An LLC draw refers to the method by which members (owners) of a Limited Liability Company (LLC) take money out of the business. In an LLC, members typically do not receive a traditional salary as employees do. Instead, they take draws, which are distributions of the business’s profits.
Here’s a breakdown of what an LLC draw entails:
- Profits and Losses: LLCs are typically taxed as pass-through entities, meaning the business’s profits or losses pass directly to the owners and are reported on their personal tax returns. The members can withdraw their share of the profits as a draw.
- No Payroll Taxes: Since a draw isn’t considered salary, it’s not subject to payroll taxes (such as Social Security or Medicare taxes). However, members are still responsible for paying income tax on the LLC’s profits, regardless of whether or not they take a draw.

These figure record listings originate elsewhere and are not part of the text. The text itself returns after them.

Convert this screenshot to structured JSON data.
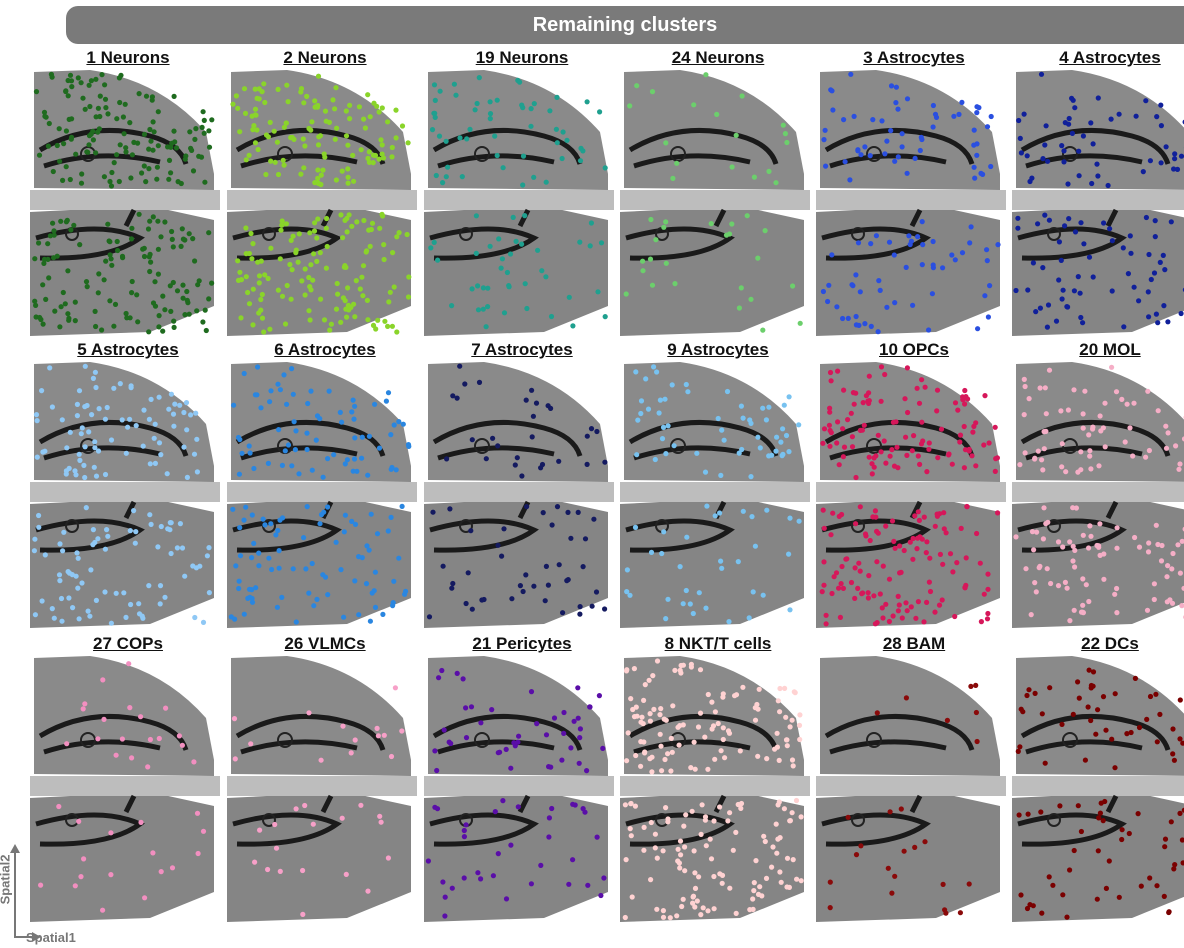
{
  "banner": {
    "title": "Remaining clusters"
  },
  "axes": {
    "y_label": "Spatial2",
    "x_label": "Spatial1"
  },
  "panels": [
    {
      "label": "1 Neurons",
      "color": "#1f6b1f",
      "density": 1.0
    },
    {
      "label": "2 Neurons",
      "color": "#8ad42a",
      "density": 1.0
    },
    {
      "label": "19 Neurons",
      "color": "#1fa08f",
      "density": 0.35
    },
    {
      "label": "24 Neurons",
      "color": "#6ccf6c",
      "density": 0.15
    },
    {
      "label": "3 Astrocytes",
      "color": "#2a4fe0",
      "density": 0.4
    },
    {
      "label": "4 Astrocytes",
      "color": "#10209a",
      "density": 0.45
    },
    {
      "label": "5 Astrocytes",
      "color": "#8fc8f5",
      "density": 0.6
    },
    {
      "label": "6 Astrocytes",
      "color": "#2a86e0",
      "density": 0.6
    },
    {
      "label": "7 Astrocytes",
      "color": "#141a60",
      "density": 0.25
    },
    {
      "label": "9 Astrocytes",
      "color": "#78c2f0",
      "density": 0.35
    },
    {
      "label": "10 OPCs",
      "color": "#d6175a",
      "density": 0.9
    },
    {
      "label": "20 MOL",
      "color": "#f5aec6",
      "density": 0.55
    },
    {
      "label": "27 COPs",
      "color": "#f28fc0",
      "density": 0.12
    },
    {
      "label": "26 VLMCs",
      "color": "#f7a0c8",
      "density": 0.1
    },
    {
      "label": "21 Pericytes",
      "color": "#5a0ea8",
      "density": 0.3
    },
    {
      "label": "8 NKT/T cells",
      "color": "#ffd2d2",
      "density": 0.85
    },
    {
      "label": "28 BAM",
      "color": "#8a0a0a",
      "density": 0.08
    },
    {
      "label": "22 DCs",
      "color": "#7a0000",
      "density": 0.35
    }
  ]
}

- Flexible Timing: Members can take draws at any time, as long as the LLC has enough funds available to support the withdrawal. There's no set schedule like a regular paycheck, making it flexible for the members.

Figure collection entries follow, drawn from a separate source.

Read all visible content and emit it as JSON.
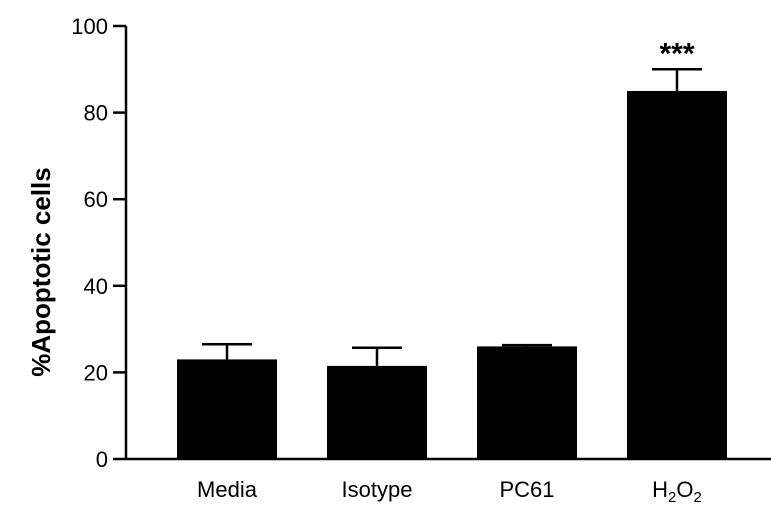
{
  "chart_data": {
    "type": "bar",
    "title": "",
    "xlabel": "",
    "ylabel": "%Apoptotic cells",
    "ylim": [
      0,
      100
    ],
    "yticks": [
      "0",
      "20",
      "40",
      "60",
      "80",
      "100"
    ],
    "categories": [
      {
        "base": "Media",
        "sub1": "",
        "mid": "",
        "sub2": ""
      },
      {
        "base": "Isotype",
        "sub1": "",
        "mid": "",
        "sub2": ""
      },
      {
        "base": "PC61",
        "sub1": "",
        "mid": "",
        "sub2": ""
      },
      {
        "base": "H",
        "sub1": "2",
        "mid": "O",
        "sub2": "2"
      }
    ],
    "values": [
      23,
      21.5,
      26,
      85
    ],
    "errors": [
      3.5,
      4.2,
      0.3,
      5
    ],
    "annotations": [
      "",
      "",
      "",
      "***"
    ],
    "bar_color": "#000000",
    "grid": false,
    "legend": "none"
  }
}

- Single-member LLC: The owner can take a draw from the profits of the business, but the IRS views the LLC’s income as the owner’s personal income, so no formal salary is paid.

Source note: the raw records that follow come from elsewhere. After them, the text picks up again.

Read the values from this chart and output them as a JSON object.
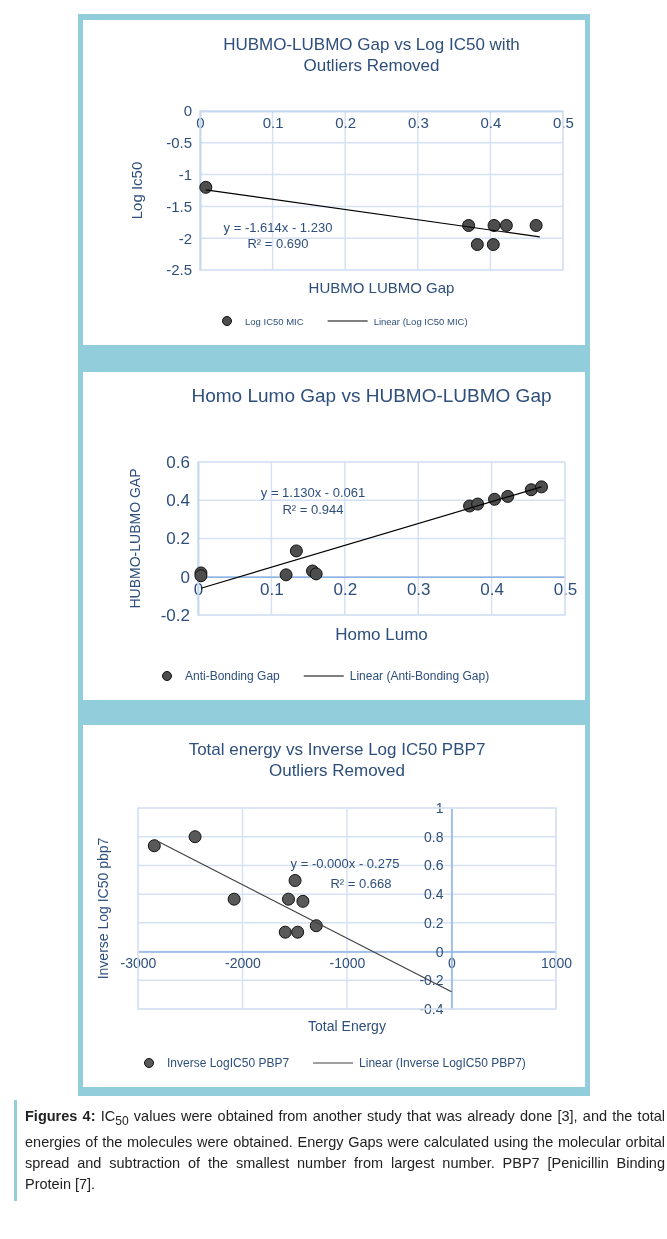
{
  "chart_data": [
    {
      "type": "scatter",
      "title": "HUBMO-LUBMO Gap vs Log IC50 with Outliers Removed",
      "xlabel": "HUBMO LUBMO Gap",
      "ylabel": "Log Ic50",
      "xlim": [
        0,
        0.5
      ],
      "xticks": [
        0,
        0.1,
        0.2,
        0.3,
        0.4,
        0.5
      ],
      "ylim": [
        -2.5,
        0
      ],
      "yticks": [
        -2.5,
        -2,
        -1.5,
        -1,
        -0.5,
        0
      ],
      "grid": true,
      "legend": "bottom",
      "series": [
        {
          "name": "Log IC50 MIC",
          "marker": "circle",
          "color": "#4d4d4d",
          "x": [
            0.008,
            0.37,
            0.405,
            0.422,
            0.463,
            0.382,
            0.404
          ],
          "values": [
            -1.2,
            -1.8,
            -1.8,
            -1.8,
            -1.8,
            -2.1,
            -2.1
          ]
        },
        {
          "name": "Linear (Log IC50 MIC)",
          "type": "line",
          "color": "#000000",
          "x": [
            0.008,
            0.468
          ],
          "values": [
            -1.24,
            -1.98
          ]
        }
      ],
      "annotations": [
        "y = -1.614x - 1.230",
        "R² = 0.690"
      ]
    },
    {
      "type": "scatter",
      "title": "Homo Lumo Gap vs HUBMO-LUBMO Gap",
      "xlabel": "Homo Lumo",
      "ylabel": "HUBMO-LUBMO GAP",
      "xlim": [
        0,
        0.5
      ],
      "xticks": [
        0,
        0.1,
        0.2,
        0.3,
        0.4,
        0.5
      ],
      "ylim": [
        -0.2,
        0.6
      ],
      "yticks": [
        -0.2,
        0,
        0.2,
        0.4,
        0.6
      ],
      "grid": true,
      "legend": "bottom",
      "series": [
        {
          "name": "Anti-Bonding Gap",
          "marker": "circle",
          "color": "#4d4d4d",
          "x": [
            0.004,
            0.004,
            0.12,
            0.134,
            0.156,
            0.161,
            0.37,
            0.381,
            0.404,
            0.422,
            0.454,
            0.468
          ],
          "values": [
            0.02,
            0.005,
            0.01,
            0.135,
            0.03,
            0.015,
            0.37,
            0.38,
            0.405,
            0.42,
            0.455,
            0.47
          ]
        },
        {
          "name": "Linear (Anti-Bonding Gap)",
          "type": "line",
          "color": "#000000",
          "x": [
            0.004,
            0.468
          ],
          "values": [
            -0.06,
            0.47
          ]
        }
      ],
      "annotations": [
        "y = 1.130x - 0.061",
        "R² = 0.944"
      ]
    },
    {
      "type": "scatter",
      "title": "Total energy vs Inverse Log IC50 PBP7 Outliers Removed",
      "xlabel": "Total Energy",
      "ylabel": "Inverse Log IC50 pbp7",
      "xlim": [
        -3000,
        1000
      ],
      "xticks": [
        -3000,
        -2000,
        -1000,
        0,
        1000
      ],
      "ylim": [
        -0.4,
        1
      ],
      "yticks": [
        -0.4,
        -0.2,
        0,
        0.2,
        0.4,
        0.6,
        0.8,
        1
      ],
      "grid": true,
      "legend": "bottom",
      "series": [
        {
          "name": "Inverse LogIC50 PBP7",
          "marker": "circle",
          "color": "#595959",
          "x": [
            -2844,
            -2454,
            -2080,
            -1560,
            -1497,
            -1422,
            -1591,
            -1472,
            -1294
          ],
          "values": [
            0.737,
            0.8,
            0.365,
            0.365,
            0.495,
            0.35,
            0.135,
            0.135,
            0.18
          ]
        },
        {
          "name": "Linear (Inverse LogIC50 PBP7)",
          "type": "line",
          "color": "#404040",
          "x": [
            -2844,
            0
          ],
          "values": [
            0.78,
            -0.28
          ]
        }
      ],
      "annotations": [
        "y = -0.000x - 0.275",
        "R² = 0.668",
        "Figures 4: IC$_{50}$ values were obtained from another study that was already done [3], and the total energies of the molecules were obtained. Energy Gaps were calculated using the molecular orbital spread and subtraction of the smallest number from largest number. PBP7 [Penicillin Binding Protein [7]."
      ]
    }
  ]
}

- Multi-member LLC: Each member can take a draw, which is based on their ownership percentage or the operating agreement. The amount of the draw is determined by what the members agree upon, typically reflecting their share of profits.
While a salary is a fixed payment for services rendered, a draw is a distribution of the business’s profits. A salary is subject to payroll taxes and withholdings, whereas a draw is not. However, both require the member to pay income tax, and a salary is often required if the LLC is taxed as an S-corporation.
- Not an Expense: An LLC draw isn’t an expense of the business in terms of tax deductions. It’s just a distribution of profits.
- Owner’s Equity: A draw reduces the owner’s equity in the LLC. For accounting purposes, the money withdrawn is subtracted from the owner's capital account, reflecting their ownership stake.
- Cash Flow: Before taking a draw, ensure the LLC has enough cash flow to cover its operating expenses, debts, and future growth needs.
- Tax Implications: Members must pay taxes on their share of LLC profits, even if they don’t take a draw. It’s essential to set aside money to cover income taxes and avoid unexpected tax bills.
An LLC draw is a flexible way for owners to take money out of the business, but it comes with important considerations for taxes and cash flow management. If you're unsure how to handle draws in your specific situation, consulting with a tax professional is always a good idea.